Generally, most TGD patients were covered by either public or private health insurance for these procedures, representing a shift from a predominance of self-payers reported in previous studies.7 Financial insecurity and limited resources are significant barriers to gender-affirming care given the magnitude of costs for surgery and hormone therapy.5 This study found that most TGD individuals undergoing chest reconstruction had a median income <$82,000 US. The substantial shift in payer status and increase in procedures after the introduction of Section 1557 underscore the importance of policy in national discussions about access to gender-affirming care. Amid a legislative assault on the rights of TGD people by over 35 state legislatures, gender-affirming surgeons and surgeon-allies must support inclusive policy that improves access to healthcare for TGD communities.8,9 Surgeons who offer gender-affirming procedures should live authentically as an advocate even outside of clinical and research settings.

Racial and ethnic disparities pervade the US healthcare system.10 These disparities are amplified for individuals with other intersecting marginalized identities.11-13 Our findings suggest that among other differences, cost-related disparities may exist for TGD people of color. Total charges vary by hospital system and procedures performed. Based on the pattern of increased charges, it is likely that people of color are affected by system-level factors that limit their ability to access lower cost care. Geography is an important determinant of total charges for surgical procedures and may contribute to the observed disparities. Studies investigating Medicare claims find that Black, Hispanic, and Asian or Pacific Islander patients are more likely to live in urban areas where the charges for care are higher.10 The same pattern was identified in the sample of TGD patients undergoing gender-affirming chest reconstruction. Systemic factors such as barriers to routine health maintenance and the resulting health disparities may also require additional perioperative resources contributing to increased charges.
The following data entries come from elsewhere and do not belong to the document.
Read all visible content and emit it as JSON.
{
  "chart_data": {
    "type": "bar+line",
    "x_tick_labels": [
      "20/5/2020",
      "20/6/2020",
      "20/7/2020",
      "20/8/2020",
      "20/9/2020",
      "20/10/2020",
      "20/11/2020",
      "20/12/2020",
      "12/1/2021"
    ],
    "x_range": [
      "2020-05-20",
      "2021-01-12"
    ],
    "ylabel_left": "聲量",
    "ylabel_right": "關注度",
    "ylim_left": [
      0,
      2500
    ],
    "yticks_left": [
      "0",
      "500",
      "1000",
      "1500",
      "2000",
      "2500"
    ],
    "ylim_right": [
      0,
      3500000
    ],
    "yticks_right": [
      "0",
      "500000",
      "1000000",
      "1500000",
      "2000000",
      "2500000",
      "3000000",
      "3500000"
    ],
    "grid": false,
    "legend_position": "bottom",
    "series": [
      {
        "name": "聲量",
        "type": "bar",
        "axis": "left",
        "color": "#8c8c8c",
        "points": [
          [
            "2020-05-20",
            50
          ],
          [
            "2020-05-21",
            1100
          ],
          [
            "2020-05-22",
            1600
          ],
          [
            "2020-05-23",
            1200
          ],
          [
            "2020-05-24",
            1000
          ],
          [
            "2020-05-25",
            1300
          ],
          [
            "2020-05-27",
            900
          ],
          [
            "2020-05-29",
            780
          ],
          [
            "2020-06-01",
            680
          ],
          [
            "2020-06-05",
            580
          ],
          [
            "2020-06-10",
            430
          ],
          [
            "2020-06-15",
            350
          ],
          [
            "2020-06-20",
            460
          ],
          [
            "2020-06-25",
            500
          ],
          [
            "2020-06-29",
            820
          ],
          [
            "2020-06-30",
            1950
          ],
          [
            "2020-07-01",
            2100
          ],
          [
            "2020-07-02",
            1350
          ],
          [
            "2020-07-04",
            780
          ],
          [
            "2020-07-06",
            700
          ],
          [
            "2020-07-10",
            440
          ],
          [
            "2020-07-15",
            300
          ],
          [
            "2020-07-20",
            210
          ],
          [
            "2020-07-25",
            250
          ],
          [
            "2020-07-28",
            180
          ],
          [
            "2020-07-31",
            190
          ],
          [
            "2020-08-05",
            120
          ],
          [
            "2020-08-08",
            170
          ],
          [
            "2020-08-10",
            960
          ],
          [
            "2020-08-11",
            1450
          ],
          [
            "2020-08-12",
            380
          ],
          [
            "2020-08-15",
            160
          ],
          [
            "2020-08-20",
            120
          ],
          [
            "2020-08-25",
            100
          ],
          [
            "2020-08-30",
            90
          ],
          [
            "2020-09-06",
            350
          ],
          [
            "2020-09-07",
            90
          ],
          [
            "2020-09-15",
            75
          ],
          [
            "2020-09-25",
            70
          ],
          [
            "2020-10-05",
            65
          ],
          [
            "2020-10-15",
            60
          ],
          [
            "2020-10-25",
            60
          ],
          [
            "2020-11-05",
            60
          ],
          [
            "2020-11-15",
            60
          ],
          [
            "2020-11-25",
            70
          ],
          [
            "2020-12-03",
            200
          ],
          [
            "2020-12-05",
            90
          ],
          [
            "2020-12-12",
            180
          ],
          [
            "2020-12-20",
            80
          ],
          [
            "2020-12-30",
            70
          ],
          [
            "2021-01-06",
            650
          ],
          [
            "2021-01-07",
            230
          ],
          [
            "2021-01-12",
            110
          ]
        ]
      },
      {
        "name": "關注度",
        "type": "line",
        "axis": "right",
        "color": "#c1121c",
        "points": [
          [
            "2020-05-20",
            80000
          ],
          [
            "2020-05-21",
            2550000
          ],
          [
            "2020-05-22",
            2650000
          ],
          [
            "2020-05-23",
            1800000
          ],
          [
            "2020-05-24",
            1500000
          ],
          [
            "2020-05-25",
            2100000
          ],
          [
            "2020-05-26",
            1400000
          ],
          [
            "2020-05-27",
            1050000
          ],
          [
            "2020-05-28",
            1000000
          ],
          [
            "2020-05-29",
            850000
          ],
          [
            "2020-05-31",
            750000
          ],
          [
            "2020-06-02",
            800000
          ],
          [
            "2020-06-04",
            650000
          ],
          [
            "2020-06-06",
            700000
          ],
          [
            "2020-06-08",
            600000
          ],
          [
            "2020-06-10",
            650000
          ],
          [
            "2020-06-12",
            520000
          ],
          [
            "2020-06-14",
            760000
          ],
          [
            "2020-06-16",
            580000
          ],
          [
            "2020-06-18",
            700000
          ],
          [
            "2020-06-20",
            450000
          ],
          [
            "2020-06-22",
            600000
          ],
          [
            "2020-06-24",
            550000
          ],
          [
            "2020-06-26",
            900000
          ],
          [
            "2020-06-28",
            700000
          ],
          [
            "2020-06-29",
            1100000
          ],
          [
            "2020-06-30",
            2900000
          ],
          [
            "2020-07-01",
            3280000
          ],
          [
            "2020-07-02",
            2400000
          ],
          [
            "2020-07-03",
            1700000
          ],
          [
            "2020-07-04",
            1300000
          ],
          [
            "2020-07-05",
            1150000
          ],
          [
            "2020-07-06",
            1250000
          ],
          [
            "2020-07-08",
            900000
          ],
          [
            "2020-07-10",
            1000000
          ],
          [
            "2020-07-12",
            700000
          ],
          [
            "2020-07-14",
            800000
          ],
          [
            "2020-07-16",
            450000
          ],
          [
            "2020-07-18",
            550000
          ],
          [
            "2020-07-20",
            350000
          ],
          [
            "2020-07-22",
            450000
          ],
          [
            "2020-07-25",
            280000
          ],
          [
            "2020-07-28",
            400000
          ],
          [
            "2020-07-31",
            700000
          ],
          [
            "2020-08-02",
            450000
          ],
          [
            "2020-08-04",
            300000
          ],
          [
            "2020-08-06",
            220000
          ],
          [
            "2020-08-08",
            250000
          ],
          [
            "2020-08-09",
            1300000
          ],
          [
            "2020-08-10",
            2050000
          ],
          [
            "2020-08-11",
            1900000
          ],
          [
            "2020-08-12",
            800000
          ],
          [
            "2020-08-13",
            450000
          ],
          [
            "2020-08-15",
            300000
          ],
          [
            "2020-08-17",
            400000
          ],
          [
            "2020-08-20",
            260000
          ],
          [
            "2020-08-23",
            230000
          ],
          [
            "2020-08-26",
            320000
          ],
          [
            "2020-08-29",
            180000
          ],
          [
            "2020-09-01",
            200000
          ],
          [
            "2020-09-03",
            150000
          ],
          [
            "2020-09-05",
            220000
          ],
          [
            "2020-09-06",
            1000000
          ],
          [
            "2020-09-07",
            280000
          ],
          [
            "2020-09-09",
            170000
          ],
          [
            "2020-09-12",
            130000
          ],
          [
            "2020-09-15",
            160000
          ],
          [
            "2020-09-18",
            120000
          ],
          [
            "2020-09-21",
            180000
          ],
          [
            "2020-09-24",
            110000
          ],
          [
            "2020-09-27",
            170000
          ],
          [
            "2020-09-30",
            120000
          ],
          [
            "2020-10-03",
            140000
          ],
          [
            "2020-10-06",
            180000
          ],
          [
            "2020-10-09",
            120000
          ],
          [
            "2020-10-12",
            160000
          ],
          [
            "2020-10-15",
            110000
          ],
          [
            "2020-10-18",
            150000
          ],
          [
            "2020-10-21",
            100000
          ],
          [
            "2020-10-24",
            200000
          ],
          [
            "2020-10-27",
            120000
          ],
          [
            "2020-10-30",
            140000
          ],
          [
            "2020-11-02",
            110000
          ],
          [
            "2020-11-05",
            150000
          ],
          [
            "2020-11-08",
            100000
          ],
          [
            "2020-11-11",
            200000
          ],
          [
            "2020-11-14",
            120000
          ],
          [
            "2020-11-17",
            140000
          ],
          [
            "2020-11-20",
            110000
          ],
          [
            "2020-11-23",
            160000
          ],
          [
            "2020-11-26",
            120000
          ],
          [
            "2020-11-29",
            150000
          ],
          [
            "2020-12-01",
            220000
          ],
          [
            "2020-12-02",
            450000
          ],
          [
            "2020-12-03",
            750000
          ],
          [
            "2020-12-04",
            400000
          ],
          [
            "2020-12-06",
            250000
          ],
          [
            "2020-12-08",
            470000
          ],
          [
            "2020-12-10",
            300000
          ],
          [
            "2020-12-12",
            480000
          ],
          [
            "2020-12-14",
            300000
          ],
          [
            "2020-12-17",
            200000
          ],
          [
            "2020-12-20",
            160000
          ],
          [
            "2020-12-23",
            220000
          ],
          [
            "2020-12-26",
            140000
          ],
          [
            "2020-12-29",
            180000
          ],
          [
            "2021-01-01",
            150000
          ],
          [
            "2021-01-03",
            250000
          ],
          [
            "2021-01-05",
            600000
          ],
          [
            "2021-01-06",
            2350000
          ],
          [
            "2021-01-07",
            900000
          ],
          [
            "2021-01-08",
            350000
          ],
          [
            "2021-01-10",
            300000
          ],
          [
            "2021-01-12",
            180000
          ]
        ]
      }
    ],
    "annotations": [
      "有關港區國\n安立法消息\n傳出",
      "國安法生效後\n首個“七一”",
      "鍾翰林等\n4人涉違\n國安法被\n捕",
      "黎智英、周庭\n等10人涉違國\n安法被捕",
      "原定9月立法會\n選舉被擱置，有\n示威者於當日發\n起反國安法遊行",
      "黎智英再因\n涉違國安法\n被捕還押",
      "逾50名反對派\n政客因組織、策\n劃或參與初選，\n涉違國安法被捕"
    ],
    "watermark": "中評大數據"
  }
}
This study was limited by the reliability of diagnosis codes to identify TGD patients, sampling error, and the absence of cost to charge ratio data. Information about which states or providers performed the most reconstructions was not available. Future studies should investigate out-of-pocket costs for gender-affirming chest reconstruction and other surgeries in addition to evaluating interventions that improve access to gender-affirming care such as training more surgeons.

CONCLUSIONS

Gender-affirming chest reconstructions are on the rise, and surgeons must understand the background and needs of TGD patients who require and choose to undergo surgical transitions. Furthermore, racial and ethnic disparities may limit access and affect outcomes for GAS.

Disclosures

The authors declared no potential conflicts of interest with respect to the research, authorship, and publication of this article.

Funding

This project was supported by funding from the National Center for Advancing Translational Sciences (NCATS) Clinical Translational Science Award (CTSA) Program, Award Number 5UL1TR002243-03.